TGF-β1-induced expression of Id-1 is associated with tumor progression in gastric cancer.

Transforming growth factor β1 (TGF-β1) and inhibitor of differentiation/DNA-binding 1 (Id-1) have been shown to be associated with aggressive metastatic behavior of cancer cells in many malignant tumors. However, their role in gastric cancer (GC) has not been established. In this study, we investigated the relationship between expression of Id-1 and TGF-β1 in GC as well as their association with GC progression. The immunohistochemical analysis of 71 human GC samples indicated that both Id-1 and TGF-β1 were markedly upregulated in tumor tissue compared with the adjacent tissue; in addition, a significant positive correlation was found between the expression levels of Id-1 and TGF-β1 by Pearson's correlation analysis. Furthermore, the investigation of the association of Id-1 and TGF-β1 with patient clinical characteristics revealed that Id-1 expression was significantly correlated with tumor differentiation, while TGF-β1 was associated with lymph node metastasis.
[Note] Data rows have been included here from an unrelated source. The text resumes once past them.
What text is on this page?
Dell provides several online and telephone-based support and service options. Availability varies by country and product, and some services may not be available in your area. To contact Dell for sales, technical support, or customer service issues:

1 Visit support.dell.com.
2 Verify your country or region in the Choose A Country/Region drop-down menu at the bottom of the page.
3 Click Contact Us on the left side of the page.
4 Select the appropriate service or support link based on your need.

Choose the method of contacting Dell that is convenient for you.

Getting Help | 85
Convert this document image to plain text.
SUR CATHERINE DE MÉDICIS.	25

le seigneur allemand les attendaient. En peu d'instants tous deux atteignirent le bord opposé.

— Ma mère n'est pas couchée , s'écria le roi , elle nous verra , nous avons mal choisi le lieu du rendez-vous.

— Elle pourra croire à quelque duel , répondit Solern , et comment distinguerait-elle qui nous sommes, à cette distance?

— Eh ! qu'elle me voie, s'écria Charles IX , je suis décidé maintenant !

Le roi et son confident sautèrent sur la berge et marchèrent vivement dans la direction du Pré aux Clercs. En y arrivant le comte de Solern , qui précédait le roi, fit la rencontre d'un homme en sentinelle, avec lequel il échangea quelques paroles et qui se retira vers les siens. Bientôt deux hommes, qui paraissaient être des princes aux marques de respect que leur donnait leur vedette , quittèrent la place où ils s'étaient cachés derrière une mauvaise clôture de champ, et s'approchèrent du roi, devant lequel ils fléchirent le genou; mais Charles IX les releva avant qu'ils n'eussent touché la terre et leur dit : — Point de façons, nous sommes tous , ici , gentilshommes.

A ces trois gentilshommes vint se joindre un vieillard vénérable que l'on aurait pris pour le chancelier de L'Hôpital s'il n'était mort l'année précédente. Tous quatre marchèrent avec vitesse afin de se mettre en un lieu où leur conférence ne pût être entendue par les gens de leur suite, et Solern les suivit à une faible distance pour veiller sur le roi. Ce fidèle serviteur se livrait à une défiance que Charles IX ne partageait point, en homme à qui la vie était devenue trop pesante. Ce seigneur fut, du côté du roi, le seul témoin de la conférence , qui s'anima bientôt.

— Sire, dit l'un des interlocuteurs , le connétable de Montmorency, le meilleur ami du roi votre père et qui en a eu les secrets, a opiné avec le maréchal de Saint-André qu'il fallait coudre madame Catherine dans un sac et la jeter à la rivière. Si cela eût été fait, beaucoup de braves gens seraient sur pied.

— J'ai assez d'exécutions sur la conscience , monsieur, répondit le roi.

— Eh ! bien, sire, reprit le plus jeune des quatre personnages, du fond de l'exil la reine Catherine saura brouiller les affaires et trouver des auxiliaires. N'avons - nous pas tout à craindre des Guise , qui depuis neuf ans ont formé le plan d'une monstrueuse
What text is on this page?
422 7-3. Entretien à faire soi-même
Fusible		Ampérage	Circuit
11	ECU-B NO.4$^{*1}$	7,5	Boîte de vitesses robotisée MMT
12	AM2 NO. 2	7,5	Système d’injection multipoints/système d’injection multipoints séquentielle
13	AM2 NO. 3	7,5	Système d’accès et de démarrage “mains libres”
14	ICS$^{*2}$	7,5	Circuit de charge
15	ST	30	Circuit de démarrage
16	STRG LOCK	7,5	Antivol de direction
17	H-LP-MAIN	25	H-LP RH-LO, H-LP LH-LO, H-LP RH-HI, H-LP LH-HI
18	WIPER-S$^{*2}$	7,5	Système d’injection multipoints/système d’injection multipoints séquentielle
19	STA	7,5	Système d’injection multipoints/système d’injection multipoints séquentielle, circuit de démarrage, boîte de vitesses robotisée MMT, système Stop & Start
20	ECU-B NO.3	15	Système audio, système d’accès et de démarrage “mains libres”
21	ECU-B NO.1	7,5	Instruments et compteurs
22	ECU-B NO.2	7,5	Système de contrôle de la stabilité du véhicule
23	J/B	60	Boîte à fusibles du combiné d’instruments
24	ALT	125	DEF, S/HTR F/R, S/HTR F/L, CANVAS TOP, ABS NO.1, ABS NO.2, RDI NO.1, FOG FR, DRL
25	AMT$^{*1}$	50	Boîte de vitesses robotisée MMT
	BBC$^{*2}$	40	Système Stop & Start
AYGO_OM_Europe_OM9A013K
The results were validated in vitro by using a GC cell line, AGS. The expression of Id-1 was upregulated at 24 and 48 h after the treatment with TGF-β1, whereas it did not affect the proliferation of cells. TGF-β1 also influenced the expression of N-cadherin and β-catenin. Our results suggested that Id-1 and TGF-β1 played important roles in the progression of GC, in which Id-1 might act as a downstream mediator of TGF-β1 signaling through a regulatory mechanism involving N-cadherin and β-catenin. The TGF-β1/Id-1 axis might serve as a future therapeutic target for GC.